Dr. Perkins’ research activities include psychosis risk prediction and early intervention, as well as investigations of the genetic basis of schizophrenia. She is in the last year of the NIMH 2.9 million five-year multi-site U01 grant, 5/8-Predictors and Mechanisms of Conversion to Psychosis (NAPLS). Included in this project, Dr. Perkins chairs the project workgroup on biospecimen collection. She is co-investigator on the NIMH funded Conte Mapping Project (Ayse Belger, PI), which aims to compare the brain development trajectory using MRI and electrophysiology studies of individuals at risk of psychosis due to having an affected first degree family member compared to those with no affected relative. Dr. Perkins continues to have a strong interest in developing a genetics research program. She is UNC site investigator on a multi-site NIH grant headed by Carlos Patos that will collect DNA from 10,000 schizophrenia and 10,000 unaffected subjects. In addition to contributing blood samples to the NIMH, a UNC biospecimen repository was established to store DNA, total blood RNA, plasma, and cryopreserving white blood cells. Dr. Perkins has discovered a method of culturing small pluripotent stem cells from peripheral blood. The plan is to transdifferentiate these cell lines to neuronal stem cells with the aim of studying the genetics of neurodevelopment in schizophrenia. Dr. Perkins continues to work with developing protocols to study neuronal stem cells from the olfactory epithelium and investigating microRNAs in schizophrenia.
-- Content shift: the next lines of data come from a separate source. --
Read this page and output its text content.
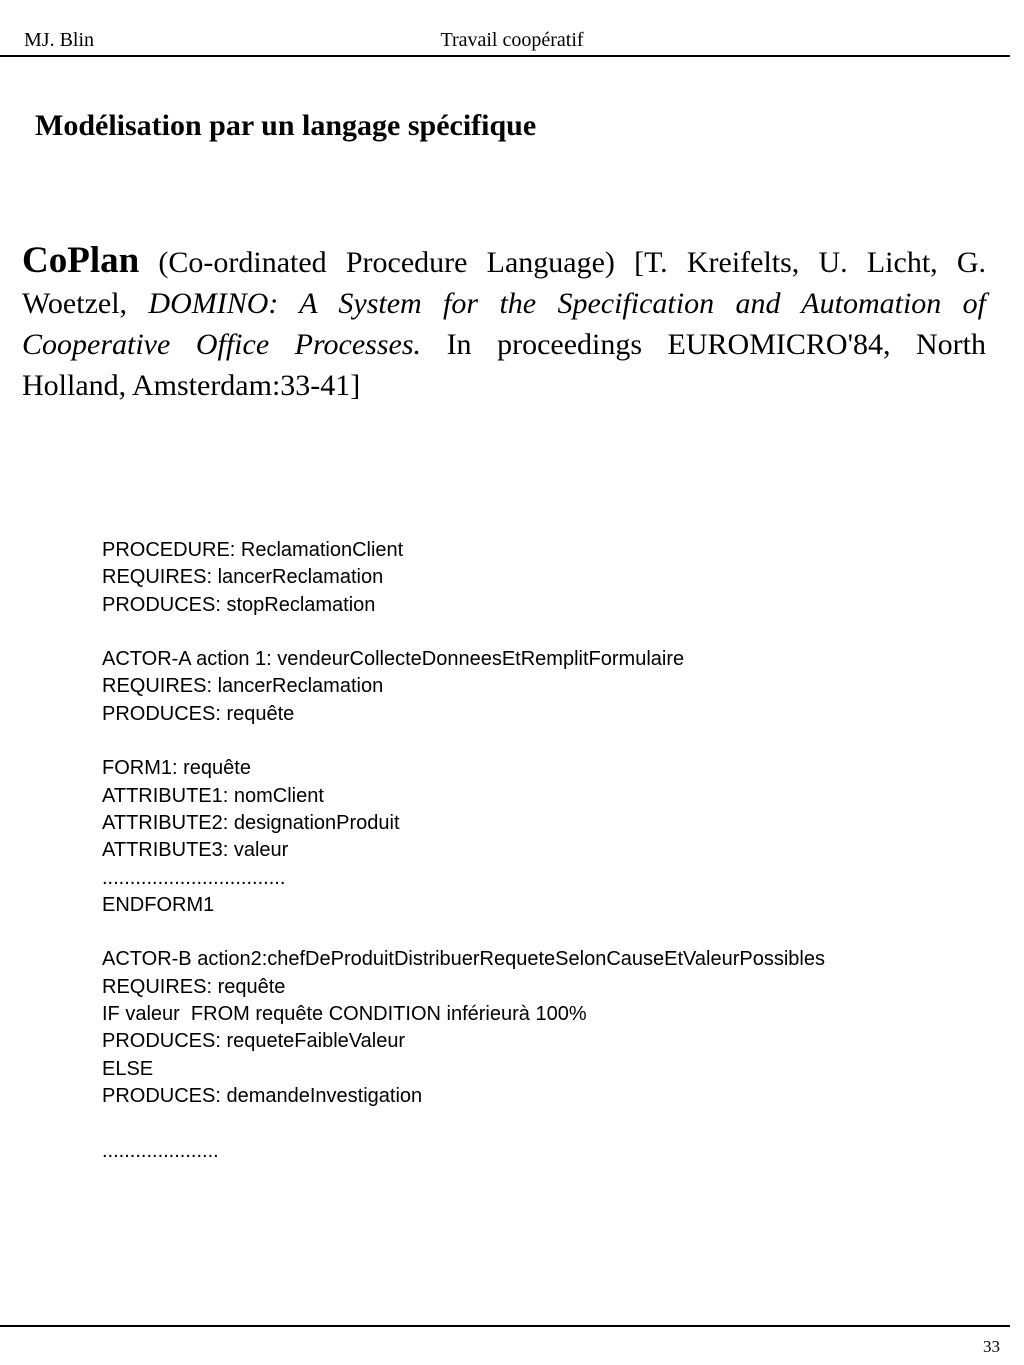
MJ. Blin	Travail coopératif
Modélisation par un langage spécifique
CoPlan (Co-ordinated Procedure Language) [T. Kreifelts, U. Licht, G. Woetzel, DOMINO: A System for the Specification and Automation of Cooperative Office Processes. In proceedings EUROMICRO'84, North Holland, Amsterdam:33-41]
PROCEDURE: ReclamationClient
REQUIRES: lancerReclamation
PRODUCES: stopReclamation
ACTOR-A action 1: vendeurCollecteDonneesEtRemplitFormulaire
REQUIRES: lancerReclamation
PRODUCES: requête
FORM1: requête
ATTRIBUTE1: nomClient
ATTRIBUTE2: designationProduit
ATTRIBUTE3: valeur
.................................
ENDFORM1
ACTOR-B action2:chefDeProduitDistribuerRequeteSelonCauseEtValeurPossibles
REQUIRES: requête
IF valeur  FROM requête CONDITION inférieurà 100%
PRODUCES: requeteFaibleValeur
ELSE
PRODUCES: demandeInvestigation
.....................
33
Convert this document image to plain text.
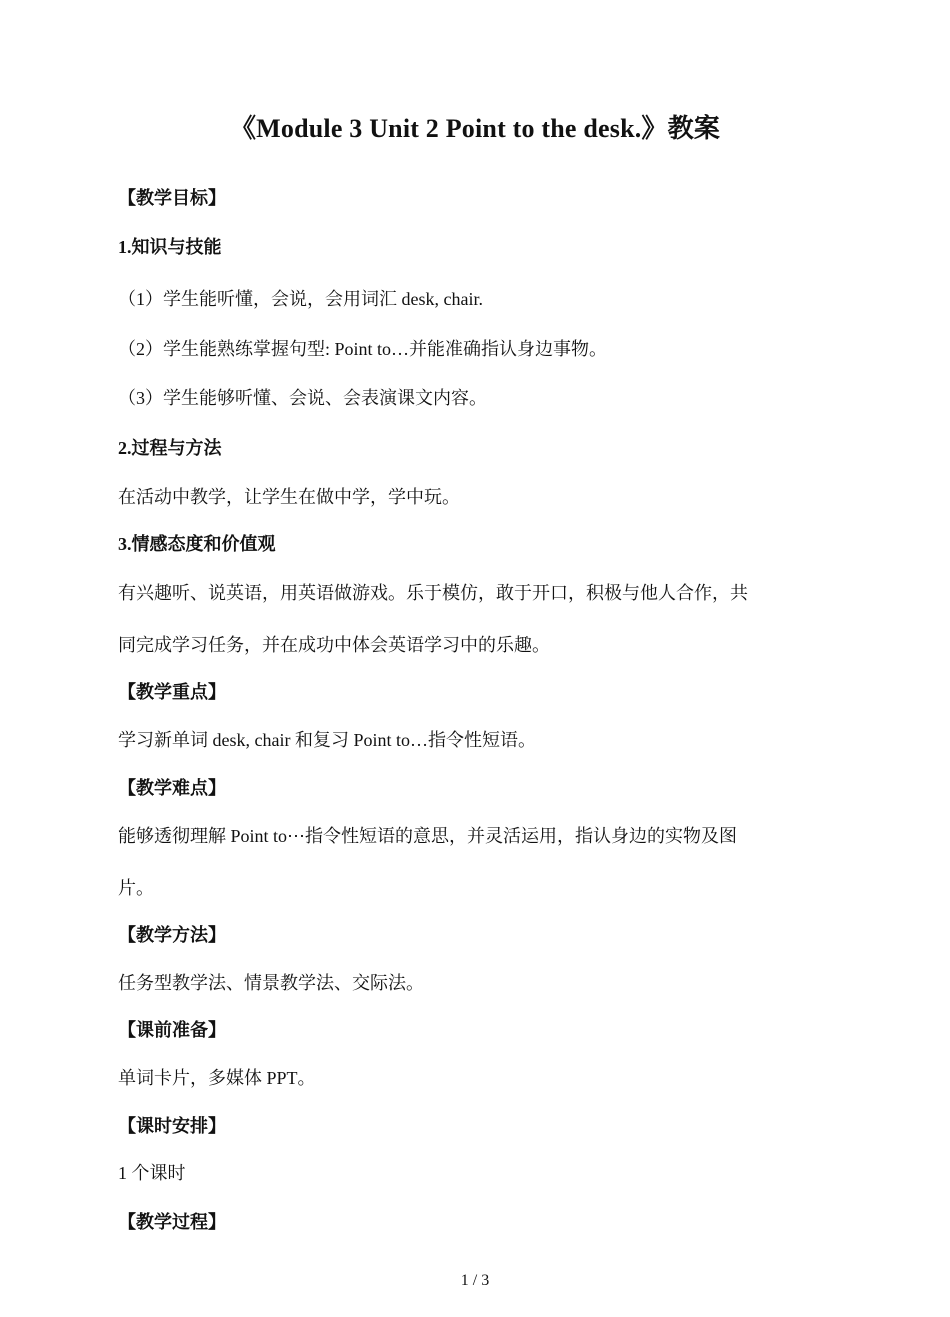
《Module 3 Unit 2 Point to the desk.》教案
【教学目标】
1.知识与技能
（1）学生能听懂，会说，会用词汇 desk, chair.
（2）学生能熟练掌握句型: Point to…并能准确指认身边事物。
（3）学生能够听懂、会说、会表演课文内容。
2.过程与方法
在活动中教学，让学生在做中学，学中玩。
3.情感态度和价值观
有兴趣听、说英语，用英语做游戏。乐于模仿，敢于开口，积极与他人合作，共
同完成学习任务，并在成功中体会英语学习中的乐趣。
【教学重点】
学习新单词 desk, chair 和复习 Point to…指令性短语。
【教学难点】
能够透彻理解 Point to⋯指令性短语的意思，并灵活运用，指认身边的实物及图
片。
【教学方法】
任务型教学法、情景教学法、交际法。
【课前准备】
单词卡片，多媒体 PPT。
【课时安排】
1 个课时
【教学过程】
1 / 3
Dr. Graham’s expertise is in the areas of early identification and treatment of psychotic illnesses, and her clinical work, research and teaching all focus on this. Psychotic disorders are common, often debilitating, illnesses. Her belief is that with early recognition and appropriate intervention the degree of disability can be substantially lessened. Complimenting her clinical work as psychiatrist with Outreach And Support Intervention Services (OASIS), a multidisciplinary team program treating those at risk for psychosis and those in the early years, is research centering on early recognition of at risk individuals. Currently she is a co-investigator on the North American Prodrome Longitudinal Study, a large multisite observational study investigating predictors of conversion to psychosis in those at risk for developing psychotic illness. She is also involved in studies of the mechanism of weight gain with antipsychotics and interventions to curb this. Recently she has completed an investigation of the efficacy of a cognitive remediation program to aid those with schizophrenia and significant problems with cognition.
Ms. Nieri received her BA in Sociology in May of 1991 from Washington College, Chesterfield, MD and her MSW in Clinical Mental Heath in May of 1996 from the University of Maryland at Baltimore. Her extensive Social Work training includes the Sheppard and Enoch Pratt Hospital in Towson, MD, and the University of MD Community Psychiatry in Baltimore. Ms. Nieri worked as a Taylor Manor Hospital Clinician from 1996-98 in Ellicott City, MD, after which she joined University of North Carolina’s Department of Psychiatry Staff. As a Clinical Social Worker, Ms. Nieri served with distinction as a key member of the Schizophrenia Treatment and Evaluation Program (STEP) from 1998-2001, when she then accepted her current rank as Faculty. Ms. Nieri is an active clinician and researcher, with a current focus on the prodromal phase of schizophrenia. She has functioned as the assistant director of the Clinical and Functional Outcomes Assessment Unit of the NIMH funded CATIE Project, responsible for clinician rater training at the 54 participating sites involved in this multicenter project. She has also helped develop educational and cognitive behavioral therapy materials for patients with psychotic disorders and their family members. Her interests involve first episode and early intervention treatments and community education and awareness of psychotic disorders. She is a member of the International Early Psychosis Association She has several publications to her credit including a chapter in the textbook Comprehensive Care of Schizophrenia.
Jenna joined the UNC Department of Psychiatry in January of 2015, after receiving her bachelor’s in Psychology and Cultural Anthropology from Duke University in the fall of 2014. She is currently the research coordinator of the PRIME Research Program studies, including the BI 1289-0032 Study and NAPLS 3, and the data manager for the Early Psychosis Intervention Advisors of North Carolina.